The channel numbering the TV spits out is not accurate anymore and is just a data label / field in the transmitted signal. 4 isn't VHF anymore. 12 is actually high VHF on DTV 13. Etc.
If you're having trouble with 2 and 4 here locally, they're UHF now. 7 and 9 stayed VHF which for most people is actually more problematic. Only station in town that gained significant coverage area via engineering to do so is 31. 4 and 31 are the same power and same antenna gain from almost identical heights above average terrain. Both on UHF.
Ch 4 broadcasts from the TOP of that tower you're pointed at on Lookout Mtn and has a much better signal on UHF than 7 and 9 on VHF, who use a MASSIVE VHF antenna combiner system and broadcast from the front face of that tower in a cartioid pattern which lost them major coverage to the West to try to push VHF out onto the plains.

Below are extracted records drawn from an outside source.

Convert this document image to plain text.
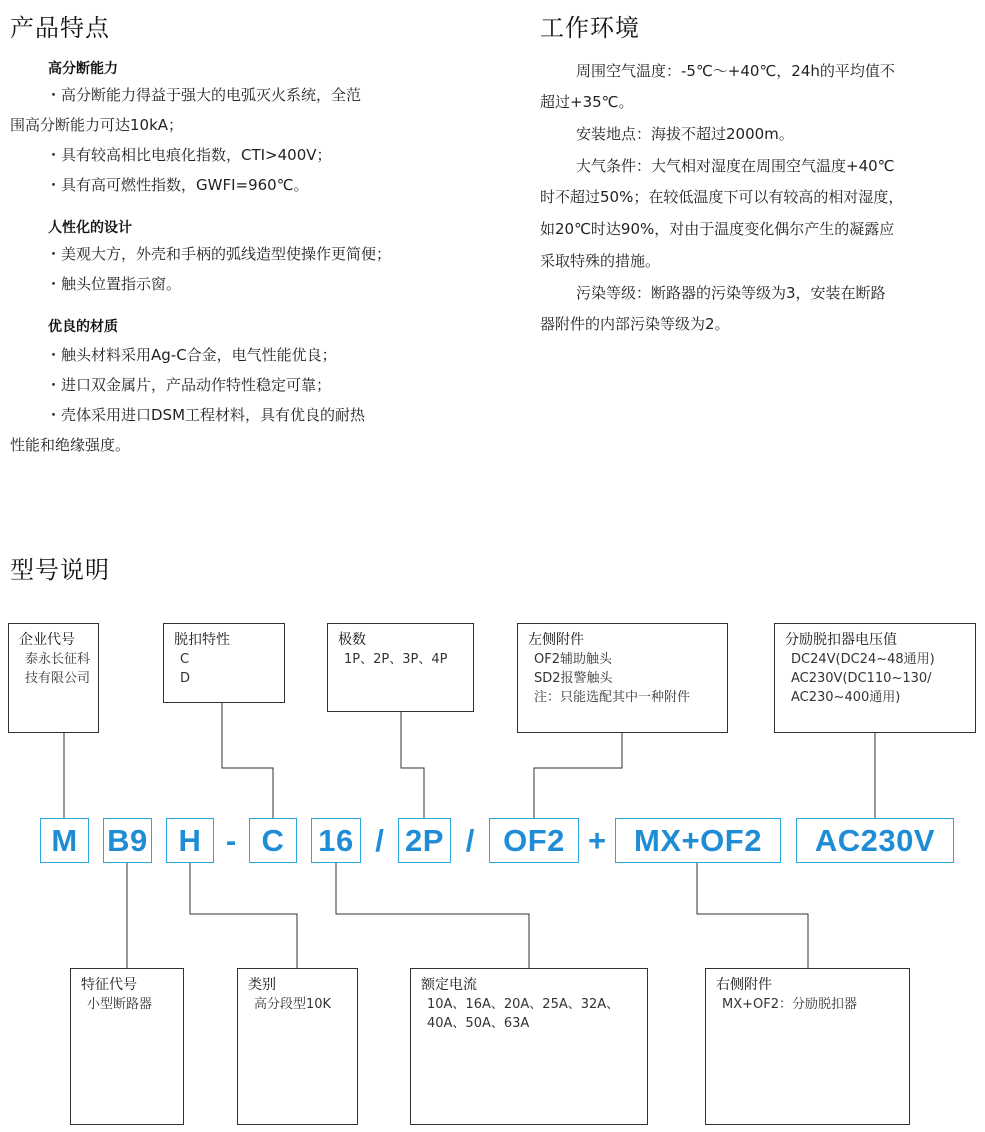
产品特点
高分断能力
・高分断能力得益于强大的电弧灭火系统，全范
围高分断能力可达10kA；
・具有较高相比电痕化指数，CTI>400V；
・具有高可燃性指数，GWFI=960℃。
人性化的设计
・美观大方，外壳和手柄的弧线造型使操作更简便；
・触头位置指示窗。
优良的材质
・触头材料采用Ag-C合金，电气性能优良；
・进口双金属片，产品动作特性稳定可靠；
・壳体采用进口DSM工程材料，具有优良的耐热
性能和绝缘强度。
工作环境
周围空气温度：-5℃～+40℃，24h的平均值不
超过+35℃。
安装地点：海拔不超过2000m。
大气条件：大气相对湿度在周围空气温度+40℃
时不超过50%；在较低温度下可以有较高的相对湿度，
如20℃时达90%，对由于温度变化偶尔产生的凝露应
采取特殊的措施。
污染等级：断路器的污染等级为3，安装在断路
器附件的内部污染等级为2。
型号说明
企业代号
泰永长征科
技有限公司
脱扣特性
C
D
极数
1P、2P、3P、4P
左侧附件
OF2辅助触头
SD2报警触头
注：只能选配其中一种附件
分励脱扣器电压值
DC24V(DC24~48通用)
AC230V(DC110~130/
AC230~400通用)
M B9 H - C	16 / 2P / OF2 + MX+OF2	AC230V
特征代号
小型断路器
类别
高分段型10K
额定电流
10A、16A、20A、25A、32A、
40A、50A、63A
右侧附件
MX+OF2：分励脱扣器
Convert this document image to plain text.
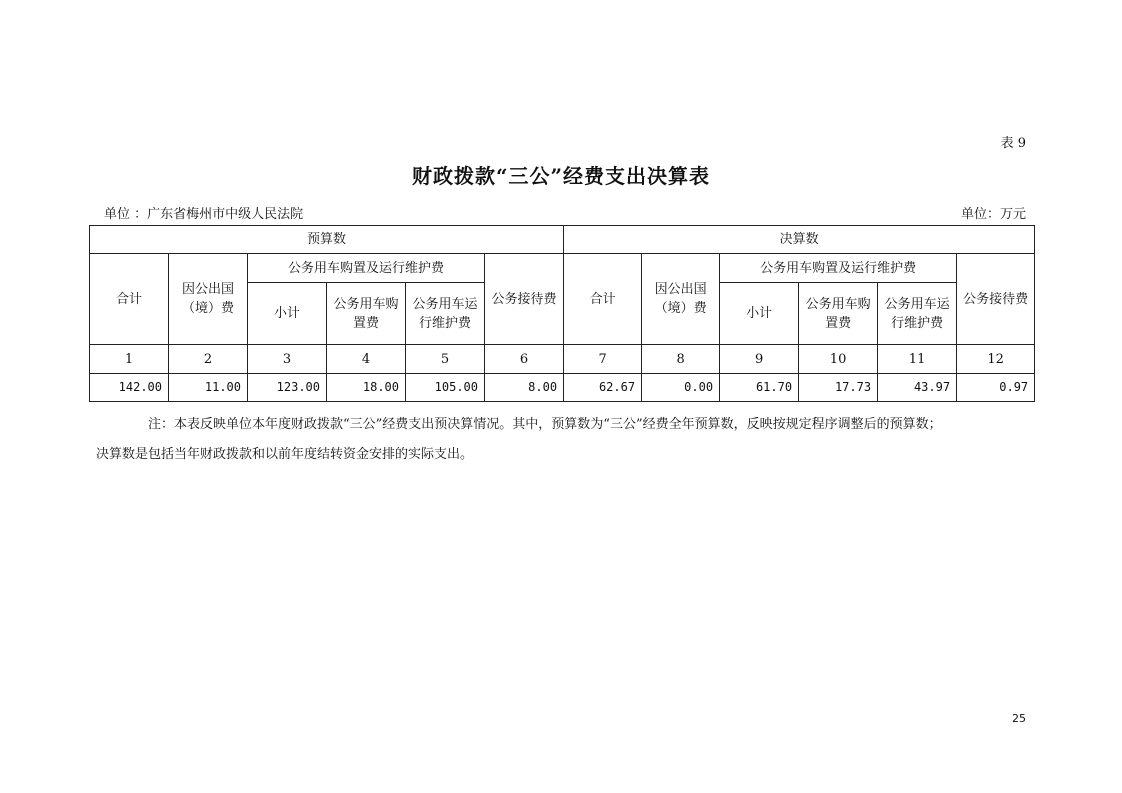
表 9
财政拨款“三公”经费支出决算表
单位 ：广东省梅州市中级人民法院	单位：万元
预算数						决算数					
合计	因公出国（境）费	公务用车购置及运行维护费			公务接待费	合计	因公出国（境）费	公务用车购置及运行维护费			公务接待费
		小计	公务用车购置费	公务用车运行维护费				小计	公务用车购置费	公务用车运行维护费	
1	2	3	4	5	6	7	8	9	10	11	12
142.00	11.00	123.00	18.00	105.00	8.00	62.67	0.00	61.70	17.73	43.97	0.97
注：本表反映单位本年度财政拨款“三公”经费支出预决算情况。其中，预算数为“三公”经费全年预算数，反映按规定程序调整后的预算数；
决算数是包括当年财政拨款和以前年度结转资金安排的实际支出。
25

2 is somewhat north of the shared tower and is on a UHF channel now. 6 is downtown. 12 is on Squaw Mountain. 31 is north of Squaw between Denver and Boulder.
I suspect you have an old antenna meant for VHF only, when I see 2 and 4 are your problem channels. Or you have old tired coax that's awful at UHF (lossy) and a really long cable run.
I'm assuming an outside antenna here. Are you using rabbit ears?
You're getting enough signal from 31 shoved at you that it's getting through the antenna tuned for VHF or bad cable and if 7 and 9 are good, it's a good guess that you don't have a dual-band antenna or it isn't acting like one anymore.
If you can get 7 and 9, with new good quality coax and connectors and a good gain dual-band antenna, 4 should be a breeze. Seriously should be easy. Something is wrong there if it's not.
How's the signal strength bar look for 31? It should hammer in almost everywhere in the metro from the northwest.
See this page and the "post-transition" coverage maps as well as the "DTV channel number". Anything above 13 just like on the old TVs, is UHF.
http://transition.fcc.gov/dtv/markets/maps_current/Denver_CO.pdf
The maps were made in 2009 so ignore the transition transmitters. They're all gone now. Everyone had significant drawbacks to their coverage while they rebuilt.
If you want a tour of the Lookout site, I can probably arrange it. I have friends in low places up there. The backup transmitter for one of the stations up there is their " transition " transmitter and it's an oh-my-God enormous single tube transmitter.
Harris made all three stations up there sweetheart deals on their final transmitters and they're insanely cool modular power amps with individual 1000W trays that can be removed and replaced while the transmitters are on the air. Punch buttons on the touch screen, set module out of service, swap, punch button to go back to full power. Totally cool.
The combiner system for the VHF array looks like massive water pipe. They're enormous. They have the ability to interlock and remove one transmitter and bypass automatically in a failure mode and all sorts of nifty RF toys.
An amp *might* help. But it really can only help amplify what the antenna already can hear. The fact that you're pointed at a site with three transmitters, two VHF and one UHF blowing a megawatt into a nice omnidirectional antenna with lots of gain, tells me something is wrong with your setup for receiving UHF signals.
I forget where your house is but depending on surrounding terrain you could also be suffering from multipath (signal bouncing off of something else and two signals arriving at offset times at your antenna) on UHF. I don't think if you can boresight Lookout Mtn that this is the first thing I would look for though.
You could also have a local noise/interference source on UHF. I had a Linksys router go bad and spew hair all over a spectrum analyzer on VHF and UHF both once.
Anyway... Start by determining if you have a good outdoor dual-band antenna. A big Yagi or Log Periodic style will easily get you the Denver stuff and KCDO in Sterling off the back lobe and probably pull in the religious station on Lee Hill above Boulder. Out East here with the low noise floor they also pull in the stuff on Cheyenne Mtn in Colorado Springs pretty easy. I think the Palmer Divide will block you from that.